Но старик чересчур утомился, задавая вопрос. Молча кивнув, он продолжал смотреть на Антона маленькими, бледно-голубыми глазками; в уголках его рта блестела слюна. Кожа на лице была тонкой, как пергаментная бумага, а остатки волос – цвета соломы, Антон помнил их в точности такими; может быть, когда-то он был рыжим. По радио шла детская передача; коричневый пластмассовый приемник похож был на яйцо, обрезанное со всех сторон. Г-жа Бёмер начала убирать со стола: они, очевидно, только что поели.
– Давайте я вам помогу.
– Нет-нет, садись, располагайся поудобнее, а я приготовлю кофе.
Он сел верхом на экзотическую табуретку у камина – верблюжье седло, – которую помнил всю жизнь. Г-н Бёмер не сводил с него глаз. Антон улыбнулся и огляделся. Ничего не изменилось. Вокруг обеденного стола – четыре черных лакированных стула с прямыми спинками, украшенные, как и кресло, резьбой и шишечками, в них было нечто готическое, пугающее: он побаивался их раньше, когда приходил сюда в надежде получить что-то вкусное. Над дверью все так же висел крест с мучительно изогнувшимся желтоватым телом. В комнате стоял кислый запах, все окна были закрыты; закрыты были и двери с витражами в свинцовых рамочках, ведшие в столовую. «Зеркало-зеркало, – сказал приемник неестественным женским голосом, – покажи мне, кто всех прекраснее в нашей стране?» И вдруг г-н Бёмер рыгнул и посмотрел удивленно вокруг себя, как будто услышал какой-то посторонний звук.
– Почему ты раньше не приходил, Тони? – крикнула г-жа Бёмер из кухни.
Антон поднялся и пошел к ней. Проходя по коридору, он увидел, что их кровать стоит теперь в бывшей столовой – вероятно, г-н Бёмер не мог больше подниматься по лестнице. Г-жа Бёмер наливала тонкой струйкой воду в кофе из чайника со свистком.
– Я в первый раз с тех пор приехал в Харлем.
– Он очень плох последнее время, – сказала г-жа Бёмер тихо. – Только веди себя, пожалуйста, так, как будто ты этого не замечаешь.

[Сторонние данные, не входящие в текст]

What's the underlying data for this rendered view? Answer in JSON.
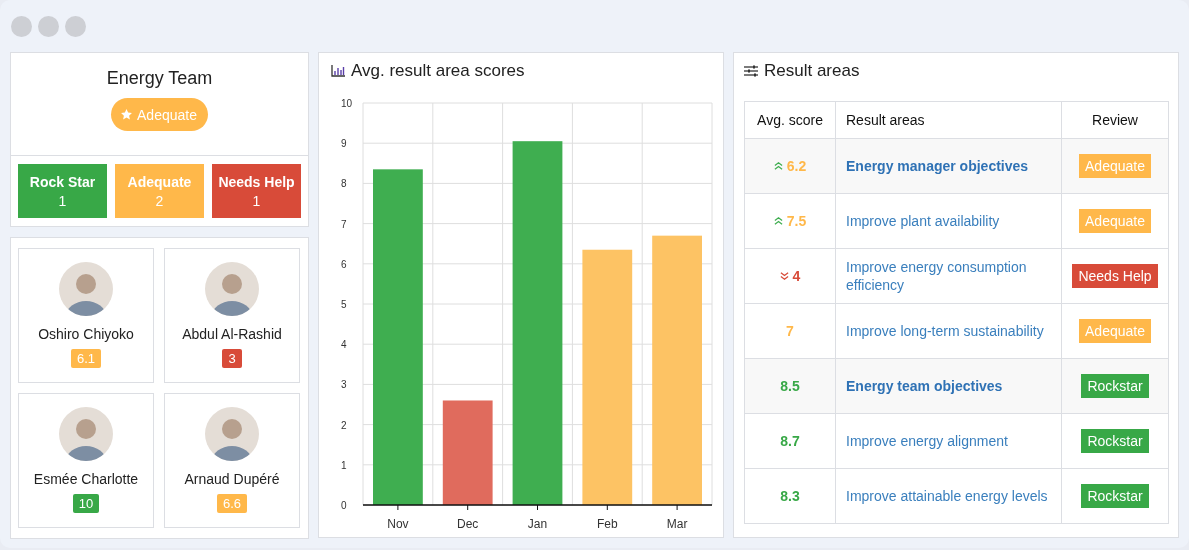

А как же иначе? – подумал Антон, не рассмеяться же, не крикнуть: «Не болтайте чепухи!» Но не смог удержаться от мысли, что, возможно, такое поведение и было бы самым правильным.
– Само собой, – сказал он.
– Знаешь, ты, действительно, совсем не изменился. Ты теперь еще выше, чем был твой отец, но я сразу тебя узнала. Так и живешь в Амстердаме?
– Да, г-жа Бёмер.
– Я знаю, ведь твой дядя был здесь вскоре после освобождения. Мой муж видел тогда, как тебя увезли в немецкой машине, и мы представления не имели, жив ты или нет. Никто ничего не знал в то отвратительное время. Если бы ты знал, как часто мы о тебе говорили. Пошли.
Они вернулись в комнату. Г-н Бёмер, увидев Антона, снова протянул ему руку, и Антон молча пожал ее. Г-жа Бёмер постелила на стол персидскую ковровую скатерть – Антон помнил еще рисунок на ней – и налила ему кофе.
– Сахара и молока?
– Только молока, пожалуйста.
Она налила горячего молока из маленькой кастрюльки в широкую, низкую чашку.
– Я прекрасно понимаю… – сказала она, подавая ему чашку, – что ты не хотел никогда больше этого видеть. Это было ужасно. Знаешь, кто-то приходил сюда несколько раз, стоял там, на другой стороне, смотрел.
– Кто?
– Не знаю. Какой-то мужчина. – Она протянула ему жестяную коробку с печеньем: – Курабье?
– С удовольствием.
– Тебе там удобно? Садись за стол.
– Но ведь это мое постоянное место, – сказал он, смеясь. – Неужели вы забыли, как ваш муж читал мне «Трех мушкетеров»?
Г-жа Бёмер выключила радио и присела боком к столу. Она засмеялась было вместе с ним, но вдруг смех ее оборвался, лицо покраснело. Антон отвел глаза. Двумя пальцами он подцепил пенку, застывшую на поверхности кофе, точно посредине, и медленно поднял вверх, отчего она сложилась, как зонтик. Он положил пенку на край блюдца и отхлебнул безвкусной коричневой бурды. Теперь от него ожидали чего-то, вопросов о прошлом, к примеру. Он должен был начать разговор, но ему этого совсем не хотелось. Они воображали, что он постоянно копается в прошлом, что оно снится ему по ночам, – а на самом деле он почти никогда о нем не думал. Эти два старика – по крайней мере один из них – воображали, что в их доме сидит какой-то другой человек, а вовсе не он, Антон. Он взглянул на г-жу Бёмер. В глазах ее все еще стояли слезы.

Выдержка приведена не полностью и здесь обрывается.